Samuel was assigned to unpack and sort the belongings of the Jews who were murdered on each incoming train. One day, he recognized the clothing of his own sisters, both of whom had been murdered in Treblinka’s gas chambers.

The Treblinka Revolt

On August 2, 1943, Samuel joined with 200-300 other Jewish prisoners in a revolt. Unlike most, Samuel escaped. He had been wounded in the leg, but made his way back to Warsaw, where he found his father, still in hiding. Samuel soon became involved in the underground resistance, and took part in the Warsaw Uprising.
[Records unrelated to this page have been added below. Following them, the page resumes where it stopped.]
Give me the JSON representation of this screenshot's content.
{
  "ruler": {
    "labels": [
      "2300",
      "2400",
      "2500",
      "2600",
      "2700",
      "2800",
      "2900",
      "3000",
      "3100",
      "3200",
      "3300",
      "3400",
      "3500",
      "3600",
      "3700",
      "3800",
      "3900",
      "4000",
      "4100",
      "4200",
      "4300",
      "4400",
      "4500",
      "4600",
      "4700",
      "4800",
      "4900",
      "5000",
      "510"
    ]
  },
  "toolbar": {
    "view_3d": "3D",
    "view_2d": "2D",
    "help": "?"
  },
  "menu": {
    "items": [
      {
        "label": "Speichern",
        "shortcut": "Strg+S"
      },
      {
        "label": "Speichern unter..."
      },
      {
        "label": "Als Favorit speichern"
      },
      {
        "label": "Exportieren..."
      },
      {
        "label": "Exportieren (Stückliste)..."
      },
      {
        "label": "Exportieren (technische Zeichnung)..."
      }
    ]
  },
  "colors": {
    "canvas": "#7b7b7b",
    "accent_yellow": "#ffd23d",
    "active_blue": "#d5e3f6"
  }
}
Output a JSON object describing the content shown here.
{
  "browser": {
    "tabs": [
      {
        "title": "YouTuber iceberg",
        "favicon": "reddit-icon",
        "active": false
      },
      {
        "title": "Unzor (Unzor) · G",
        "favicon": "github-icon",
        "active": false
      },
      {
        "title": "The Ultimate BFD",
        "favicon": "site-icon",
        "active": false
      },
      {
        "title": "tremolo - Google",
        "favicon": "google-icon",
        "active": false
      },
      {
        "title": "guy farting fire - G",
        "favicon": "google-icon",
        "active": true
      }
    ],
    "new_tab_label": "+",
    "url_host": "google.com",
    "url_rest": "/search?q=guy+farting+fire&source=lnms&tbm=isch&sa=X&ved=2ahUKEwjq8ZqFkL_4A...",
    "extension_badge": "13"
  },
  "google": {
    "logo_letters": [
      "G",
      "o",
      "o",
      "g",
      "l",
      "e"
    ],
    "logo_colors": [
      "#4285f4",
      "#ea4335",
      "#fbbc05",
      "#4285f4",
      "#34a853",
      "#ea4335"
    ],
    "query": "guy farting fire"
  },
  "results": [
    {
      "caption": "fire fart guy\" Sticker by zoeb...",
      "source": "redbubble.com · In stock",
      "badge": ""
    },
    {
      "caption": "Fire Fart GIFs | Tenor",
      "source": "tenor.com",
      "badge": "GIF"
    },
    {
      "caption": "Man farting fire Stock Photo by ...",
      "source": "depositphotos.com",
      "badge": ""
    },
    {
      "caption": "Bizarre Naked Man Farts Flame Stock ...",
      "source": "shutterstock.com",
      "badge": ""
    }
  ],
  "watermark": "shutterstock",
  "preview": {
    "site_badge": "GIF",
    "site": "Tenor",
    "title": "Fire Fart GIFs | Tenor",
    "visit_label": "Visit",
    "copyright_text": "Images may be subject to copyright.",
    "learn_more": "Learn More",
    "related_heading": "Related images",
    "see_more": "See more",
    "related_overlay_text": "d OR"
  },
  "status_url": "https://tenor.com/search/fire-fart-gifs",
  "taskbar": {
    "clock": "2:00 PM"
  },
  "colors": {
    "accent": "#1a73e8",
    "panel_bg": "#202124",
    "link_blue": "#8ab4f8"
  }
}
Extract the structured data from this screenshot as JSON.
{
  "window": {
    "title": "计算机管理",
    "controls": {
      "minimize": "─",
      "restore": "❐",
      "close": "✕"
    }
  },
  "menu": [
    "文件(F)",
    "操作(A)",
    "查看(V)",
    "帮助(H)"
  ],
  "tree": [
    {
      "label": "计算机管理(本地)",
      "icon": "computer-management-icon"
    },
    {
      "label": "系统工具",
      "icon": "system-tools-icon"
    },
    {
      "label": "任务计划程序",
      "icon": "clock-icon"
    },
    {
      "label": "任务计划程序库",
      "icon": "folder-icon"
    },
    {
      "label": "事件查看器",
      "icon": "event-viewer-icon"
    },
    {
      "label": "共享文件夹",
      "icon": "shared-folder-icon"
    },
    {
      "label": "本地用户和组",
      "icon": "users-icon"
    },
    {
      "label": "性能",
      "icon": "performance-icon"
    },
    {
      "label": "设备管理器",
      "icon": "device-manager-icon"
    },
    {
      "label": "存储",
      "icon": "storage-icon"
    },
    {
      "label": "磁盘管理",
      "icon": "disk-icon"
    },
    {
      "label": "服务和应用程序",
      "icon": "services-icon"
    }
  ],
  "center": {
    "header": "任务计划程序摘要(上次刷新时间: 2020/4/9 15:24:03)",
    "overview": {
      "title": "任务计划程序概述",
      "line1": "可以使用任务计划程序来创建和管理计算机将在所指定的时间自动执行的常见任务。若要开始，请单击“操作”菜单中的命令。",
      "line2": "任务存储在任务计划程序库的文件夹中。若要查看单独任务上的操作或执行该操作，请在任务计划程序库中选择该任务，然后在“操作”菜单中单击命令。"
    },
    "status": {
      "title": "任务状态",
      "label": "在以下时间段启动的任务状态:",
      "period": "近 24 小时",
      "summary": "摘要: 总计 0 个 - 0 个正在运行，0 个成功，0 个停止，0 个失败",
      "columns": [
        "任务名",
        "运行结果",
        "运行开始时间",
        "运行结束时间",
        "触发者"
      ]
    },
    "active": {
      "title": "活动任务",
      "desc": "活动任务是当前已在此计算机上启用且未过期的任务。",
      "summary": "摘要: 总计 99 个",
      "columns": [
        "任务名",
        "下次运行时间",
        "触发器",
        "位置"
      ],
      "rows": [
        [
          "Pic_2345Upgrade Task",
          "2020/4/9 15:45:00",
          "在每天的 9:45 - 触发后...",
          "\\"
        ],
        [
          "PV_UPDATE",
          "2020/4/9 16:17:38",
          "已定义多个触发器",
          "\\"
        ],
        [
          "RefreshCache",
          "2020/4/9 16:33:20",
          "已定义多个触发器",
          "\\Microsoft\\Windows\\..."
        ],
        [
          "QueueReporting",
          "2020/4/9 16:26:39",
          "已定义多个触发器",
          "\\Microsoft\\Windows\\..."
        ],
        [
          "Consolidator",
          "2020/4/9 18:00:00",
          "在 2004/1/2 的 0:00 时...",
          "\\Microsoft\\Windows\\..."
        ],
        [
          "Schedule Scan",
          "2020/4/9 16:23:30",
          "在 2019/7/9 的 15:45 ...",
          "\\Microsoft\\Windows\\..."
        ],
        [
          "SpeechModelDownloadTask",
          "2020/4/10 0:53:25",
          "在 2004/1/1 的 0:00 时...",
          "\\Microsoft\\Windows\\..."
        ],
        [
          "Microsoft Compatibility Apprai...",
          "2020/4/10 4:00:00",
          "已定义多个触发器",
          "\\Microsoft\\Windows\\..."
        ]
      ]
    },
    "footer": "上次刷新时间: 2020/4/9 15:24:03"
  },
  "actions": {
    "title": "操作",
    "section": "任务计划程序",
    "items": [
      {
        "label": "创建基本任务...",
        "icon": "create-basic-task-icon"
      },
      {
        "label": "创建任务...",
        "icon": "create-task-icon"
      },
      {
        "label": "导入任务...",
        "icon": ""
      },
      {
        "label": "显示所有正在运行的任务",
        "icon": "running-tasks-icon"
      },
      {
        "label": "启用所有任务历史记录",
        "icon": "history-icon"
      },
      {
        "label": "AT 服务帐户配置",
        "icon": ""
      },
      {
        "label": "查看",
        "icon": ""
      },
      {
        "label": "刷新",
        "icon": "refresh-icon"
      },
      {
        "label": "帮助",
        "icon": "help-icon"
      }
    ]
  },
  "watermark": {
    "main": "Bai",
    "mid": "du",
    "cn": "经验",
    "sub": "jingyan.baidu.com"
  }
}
After the war ended, Samuel helped find Jewish children who had been rescued from the Nazis by Christian families. And then in 1950, he made aliyah (immigrated to Israel) with his wife and his mother, escaping the communist regime that had now overtaken Poland.

From Holocaust to Holy Land

In Israel, Willenberg worked as an engineer and surveyor, spending his career as Chief Measurer in Israel’s Ministry of Reconstruction. But he also continued to make art, much like his father, and became known for his sculptures depicting the Holocaust, with his bronze casts, maps, and drawings exhibited around the world.

One of Samuel’s works, a Holocaust monument to the 40,000 Jews who were held in the Czestochowa Ghetto – including his two sisters – and murdered afterwards was unveiled in 2009. He was also the main subject of the above film, the award-winning documentary, The Last Witness.

Samuel Willenberg passed away in 2016 at the age of 93, survived by his wife, daughter, and three grandchildren.